Poco tiempo después de haber empezado a dedicar mi vida a la educación, comprendí en medio de mis primeras escaramuzas con el sistema escolar, que la escuela debía enfocarse más en formar el carácter de sus invitados antes que a otra cosa. La inteligencia o el cuerpo también, y por supuesto los conocimientos, pero todos ellos girando, cada uno en su propia órbita, alrededor de la estrella mayor del carácter.
De aquellos primeros desencuentros con la institución escolar a hoy han pasado cuarenta años y sigo creyendo más o menos lo mismo. Para entonces las emociones de los estudiantes y su relación con la integralidad de su formación permanecían agazapadas, y los planes de estudio eran enciclopédicos y soñolientos. Aprender de todo parecía ser la consigna, así se olvidara más temprano que tarde lo aprendido.
Hoy las cosas han cambiado, pero aún se siguen pareciendo mucho, con nombres diferentes, a las que hacíamos en los años ochenta. Nos sigue dominando todavía una mirada controladora de la escuela, cautiva por las presiones de las familias y las incertidumbres de todo tipo que la circundan. Nadie va en contravía. En razonable contravía.
Entiendo por carácter la huella que cada uno trae impresa, más o menos oculta, más o menos definida. Aunque dúctil, el carácter de cada quien son las señas de identidad propias que, como sus huellas dactiloscópicas, son únicas. Formar el carácter es, de una parte, permitir que nuestra forma de ser y estar en el mundo se exprese con el coraje y las habilidades necesarias para sernos fieles, y de otra, que ese carácter se consolide y se transforme en el contacto con los otros, porque es en ese ejercicio incesante de contacto con los otros en donde el carácter adquiere su razón de ser y sus fronteras. Tener carácter no significa gritar o agredir. Significa ser capaz de expresarse sin hipocresía, consciente del valor sagrado de la palabra y las responsabilidades que ella nos exige, sin perder de vista jamás, como diría Martí, que es la misma luz del sol la que nos calienta tanto como la que nos quema.

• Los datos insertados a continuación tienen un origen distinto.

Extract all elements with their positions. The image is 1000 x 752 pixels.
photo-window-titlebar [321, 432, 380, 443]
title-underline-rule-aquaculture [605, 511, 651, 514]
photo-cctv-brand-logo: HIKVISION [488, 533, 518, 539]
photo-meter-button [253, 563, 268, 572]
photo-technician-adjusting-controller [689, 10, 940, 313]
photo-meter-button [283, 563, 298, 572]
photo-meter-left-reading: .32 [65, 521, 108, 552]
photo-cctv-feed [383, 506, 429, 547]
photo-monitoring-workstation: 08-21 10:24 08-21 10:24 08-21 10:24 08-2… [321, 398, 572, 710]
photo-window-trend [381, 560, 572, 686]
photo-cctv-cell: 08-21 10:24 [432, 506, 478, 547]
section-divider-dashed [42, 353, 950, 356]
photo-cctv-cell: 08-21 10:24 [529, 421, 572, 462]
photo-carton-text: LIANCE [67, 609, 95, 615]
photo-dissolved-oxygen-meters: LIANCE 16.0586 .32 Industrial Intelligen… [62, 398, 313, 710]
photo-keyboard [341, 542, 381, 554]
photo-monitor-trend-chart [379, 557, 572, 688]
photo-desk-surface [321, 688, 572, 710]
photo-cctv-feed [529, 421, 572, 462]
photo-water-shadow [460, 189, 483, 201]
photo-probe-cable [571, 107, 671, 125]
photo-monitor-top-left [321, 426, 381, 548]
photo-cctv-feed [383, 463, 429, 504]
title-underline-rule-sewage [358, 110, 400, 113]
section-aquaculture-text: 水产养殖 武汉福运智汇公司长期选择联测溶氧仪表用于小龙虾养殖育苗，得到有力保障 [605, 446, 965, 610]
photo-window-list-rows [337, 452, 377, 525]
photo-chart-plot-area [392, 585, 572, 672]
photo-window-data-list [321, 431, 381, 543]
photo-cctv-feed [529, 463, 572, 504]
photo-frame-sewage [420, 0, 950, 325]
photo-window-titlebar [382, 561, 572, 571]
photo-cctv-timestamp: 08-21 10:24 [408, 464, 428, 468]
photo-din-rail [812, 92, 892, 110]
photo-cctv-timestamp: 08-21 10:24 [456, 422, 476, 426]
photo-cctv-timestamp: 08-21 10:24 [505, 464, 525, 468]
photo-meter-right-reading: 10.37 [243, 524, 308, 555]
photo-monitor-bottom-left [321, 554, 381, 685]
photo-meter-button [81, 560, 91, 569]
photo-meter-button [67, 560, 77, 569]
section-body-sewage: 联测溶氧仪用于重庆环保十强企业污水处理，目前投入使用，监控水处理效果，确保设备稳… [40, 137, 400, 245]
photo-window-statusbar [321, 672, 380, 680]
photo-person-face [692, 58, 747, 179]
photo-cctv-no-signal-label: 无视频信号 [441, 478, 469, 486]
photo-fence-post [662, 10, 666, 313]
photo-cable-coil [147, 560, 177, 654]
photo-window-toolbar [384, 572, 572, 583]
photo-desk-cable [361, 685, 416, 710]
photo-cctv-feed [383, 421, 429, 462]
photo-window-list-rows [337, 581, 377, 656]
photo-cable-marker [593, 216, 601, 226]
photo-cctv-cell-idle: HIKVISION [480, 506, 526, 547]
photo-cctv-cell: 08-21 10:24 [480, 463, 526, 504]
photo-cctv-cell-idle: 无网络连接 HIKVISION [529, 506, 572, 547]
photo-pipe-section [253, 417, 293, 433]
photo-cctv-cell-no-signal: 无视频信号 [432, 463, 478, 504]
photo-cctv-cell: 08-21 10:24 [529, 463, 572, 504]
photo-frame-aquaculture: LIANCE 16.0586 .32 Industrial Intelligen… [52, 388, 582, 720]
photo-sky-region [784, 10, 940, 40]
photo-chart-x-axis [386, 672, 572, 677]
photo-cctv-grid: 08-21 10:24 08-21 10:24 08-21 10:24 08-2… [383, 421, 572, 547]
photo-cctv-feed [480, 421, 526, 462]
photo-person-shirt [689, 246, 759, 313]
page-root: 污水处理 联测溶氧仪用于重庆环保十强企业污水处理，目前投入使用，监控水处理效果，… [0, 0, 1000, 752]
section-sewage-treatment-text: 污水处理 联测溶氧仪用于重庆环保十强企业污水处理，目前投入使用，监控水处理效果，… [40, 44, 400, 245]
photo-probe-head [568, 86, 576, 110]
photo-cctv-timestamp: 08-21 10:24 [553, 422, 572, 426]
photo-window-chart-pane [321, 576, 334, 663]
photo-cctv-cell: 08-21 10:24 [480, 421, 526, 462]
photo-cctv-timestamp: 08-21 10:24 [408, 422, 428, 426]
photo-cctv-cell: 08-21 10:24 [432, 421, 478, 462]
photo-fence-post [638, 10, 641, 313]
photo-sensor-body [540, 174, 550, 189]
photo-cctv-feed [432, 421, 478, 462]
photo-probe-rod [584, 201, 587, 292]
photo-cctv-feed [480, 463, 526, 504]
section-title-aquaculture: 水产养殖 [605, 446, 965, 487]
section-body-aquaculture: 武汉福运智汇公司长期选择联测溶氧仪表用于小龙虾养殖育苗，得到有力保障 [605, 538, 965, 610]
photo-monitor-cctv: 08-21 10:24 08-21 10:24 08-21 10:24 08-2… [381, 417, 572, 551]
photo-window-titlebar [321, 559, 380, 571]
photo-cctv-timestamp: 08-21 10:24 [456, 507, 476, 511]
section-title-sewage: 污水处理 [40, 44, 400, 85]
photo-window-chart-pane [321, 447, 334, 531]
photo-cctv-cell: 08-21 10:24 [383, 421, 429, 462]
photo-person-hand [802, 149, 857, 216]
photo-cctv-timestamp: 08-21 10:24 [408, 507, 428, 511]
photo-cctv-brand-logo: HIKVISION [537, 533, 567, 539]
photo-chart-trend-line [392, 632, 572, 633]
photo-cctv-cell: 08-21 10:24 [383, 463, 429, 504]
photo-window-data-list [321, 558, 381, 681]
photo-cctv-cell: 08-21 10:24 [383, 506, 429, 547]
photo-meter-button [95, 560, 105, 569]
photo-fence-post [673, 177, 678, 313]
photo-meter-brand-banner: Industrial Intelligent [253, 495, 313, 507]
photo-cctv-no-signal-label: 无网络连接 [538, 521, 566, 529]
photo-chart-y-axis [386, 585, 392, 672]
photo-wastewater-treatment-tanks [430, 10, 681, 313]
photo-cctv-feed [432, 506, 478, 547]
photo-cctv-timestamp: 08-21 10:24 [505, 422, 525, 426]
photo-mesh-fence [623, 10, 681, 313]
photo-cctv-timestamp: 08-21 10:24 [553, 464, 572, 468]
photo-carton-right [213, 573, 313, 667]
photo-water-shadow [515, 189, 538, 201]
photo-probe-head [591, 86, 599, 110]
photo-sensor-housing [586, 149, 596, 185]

Descomunal tarea la de los maestros. Permitir que cada quien se parezca sólo a sí mismo, pero que a la vez se vea reflejado en el espejo de sus semejantes. A lo primero se llama identidad, y a lo segundo empatía o compasión o respeto. Y ambas se aprenden, vale decir, se educan. La escuela está llena de oportunidades y escenas propicias para construir tanto la una como la otra, pero no desde la competencia pura y dura, sino desde un lugar donde sean verdad los aprendizajes colaborativos y las activaciones previas del conocimiento que, bueno es recordarlo, cada estudiante trae consigo. Tan importante e inaplazable es permitir y provocar que el mundo que aprendo en la escuela sea el mundo que veo desde mis ojos, como aprender a verlo desde la perspectiva de los ojos de los otros. Las dos cosas. ¿O es que alguien sigue pensando que no tiene nada de reprochable construir mi felicidad sobre las desgracias del otro?
El carácter es, en definitiva, formar lo que somos, enseñar a vivir desde lo que cada uno es y tiene atesorado, muchas veces sin saberlo, en el fondo de su ser. Y si a alguien le sobra carácter, es a los niños. Más agazapado en unos que en otros, menos evidente en unos que en otros, el carácter late e intenta salir a la superficie del aula desde el primer día si encuentra un medio propicio para hacerlo. A veces impulsivo, a veces tímido, a veces trémulo, el carácter siempre está en constante ebullición y puja consigo mismo por existir. Al decir del poeta, yo vivo en paz con los hombres y en guerra con mis entrañas.
Una escuela que crea en que los estudiantes no acuden a ella sólo para estudiar y luego presentar una prueba para obtener una nota, haría muy bien, en mi opinión, en ejercitar también la formación del carácter a través de proyectos comunes, como el teatro, los deportes y las artes en general, sin perjuicio de las demás asignaturas. Claro, los niños y los jóvenes con carácter pueden llegar a ser incómodos para un sistema escolar. Porque controvierten, dudan, preguntan, interrumpen, señalan. El carácter les ayuda a los niños a prolongar los esfuerzos, a admitir sus fracasos, a aceptarse como son, a ser solidarios. Sin embargo, y más importante que todo eso, es que cuando crezcan y se hagan adultos, tal vez el carácter les ayude a no firmar un contrato tramposo y a nombrarlo como lo que es, mientras los que carecen de él lo más probable es que harán cuentas y se frotarán las manos.